I tried to tell him that wouldn’t be necessary, but I must have fallen asleep again because the next thing I knew I was being lifted and carried out of the woods. Things got jumbled after that. I was in an ambulance, but I was with my father and he’d been shot. I was lying in bed in a hospital room looking out the window at steam rising from the streets—great white plumes that assumed the shapes of dragons and serpent-tailed women. My father was there, hovering over my bed, his face creased with anxiety and grief.
“Don’t worry,” I told him in a hoarse voice that didn’t sound at all like my own, “I took care of John Dee. Everything will be all right now.” But that only made my father look more worried so I tried not to talk any more.
Detective Kiernan came and told me that he was sorry he had ever suspected my father. “The men who were hired to rob your gallery no longer claim that your father hired them. They seem to have no memory of who did, but we matched the canvas we found at Dee’s shop to the canvas of your Pissarros. A man matching Dee’s description has been tied to an art theft in Paris which Interpol is investigating.” That worried me, but I didn’t say anything. I certainly couldn’t explain to Joe Kiernan that Dee had vanished from a burning tower.

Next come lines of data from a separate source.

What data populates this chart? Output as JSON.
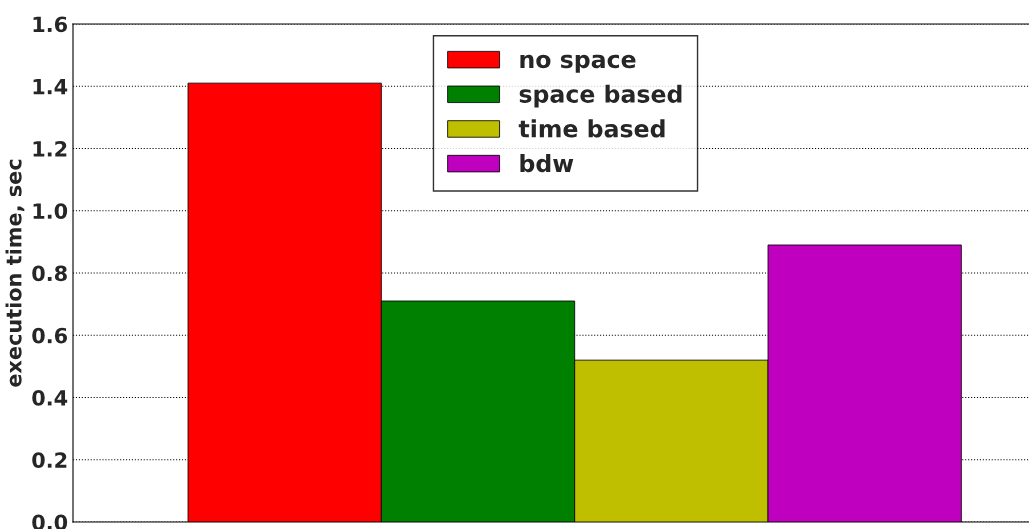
{
  "chart_data": {
    "type": "bar",
    "ylabel": "execution time, sec",
    "categories": [
      null
    ],
    "series": [
      {
        "name": "no space",
        "color": "#ff0000",
        "values": [
          1.41
        ]
      },
      {
        "name": "space based",
        "color": "#008000",
        "values": [
          0.71
        ]
      },
      {
        "name": "time based",
        "color": "#bfbf00",
        "values": [
          0.52
        ]
      },
      {
        "name": "bdw",
        "color": "#bf00bf",
        "values": [
          0.89
        ]
      }
    ],
    "ylim": [
      0,
      1.6
    ],
    "yticks": [
      {
        "value": 0,
        "label": "0.0"
      },
      {
        "value": 0.2,
        "label": "0.2"
      },
      {
        "value": 0.4,
        "label": "0.4"
      },
      {
        "value": 0.6,
        "label": "0.6"
      },
      {
        "value": 0.8,
        "label": "0.8"
      },
      {
        "value": 1.0,
        "label": "1.0"
      },
      {
        "value": 1.2,
        "label": "1.2"
      },
      {
        "value": 1.4,
        "label": "1.4"
      },
      {
        "value": 1.6,
        "label": "1.6"
      }
    ],
    "tick_labels": "y",
    "grid": "y",
    "legend": "top"
  }
}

I knew the burning tower itself had been real, though. A front-page headline in the first New York Times I read in my hospital bed told me that the High Bridge Tower was going to be completely restored after a severe fire on what had come to be called Arson Night left it “looking like a charred and smoldering ziggurat.” The cost would be upward of $300 million, the article went on, but that was just a small portion of the more than $5 billion Congress, the NYS Legislature, and the NYC Council had appropriated to repair and restore damage from the worst urban fires since the Great Chicago Fire of 1871.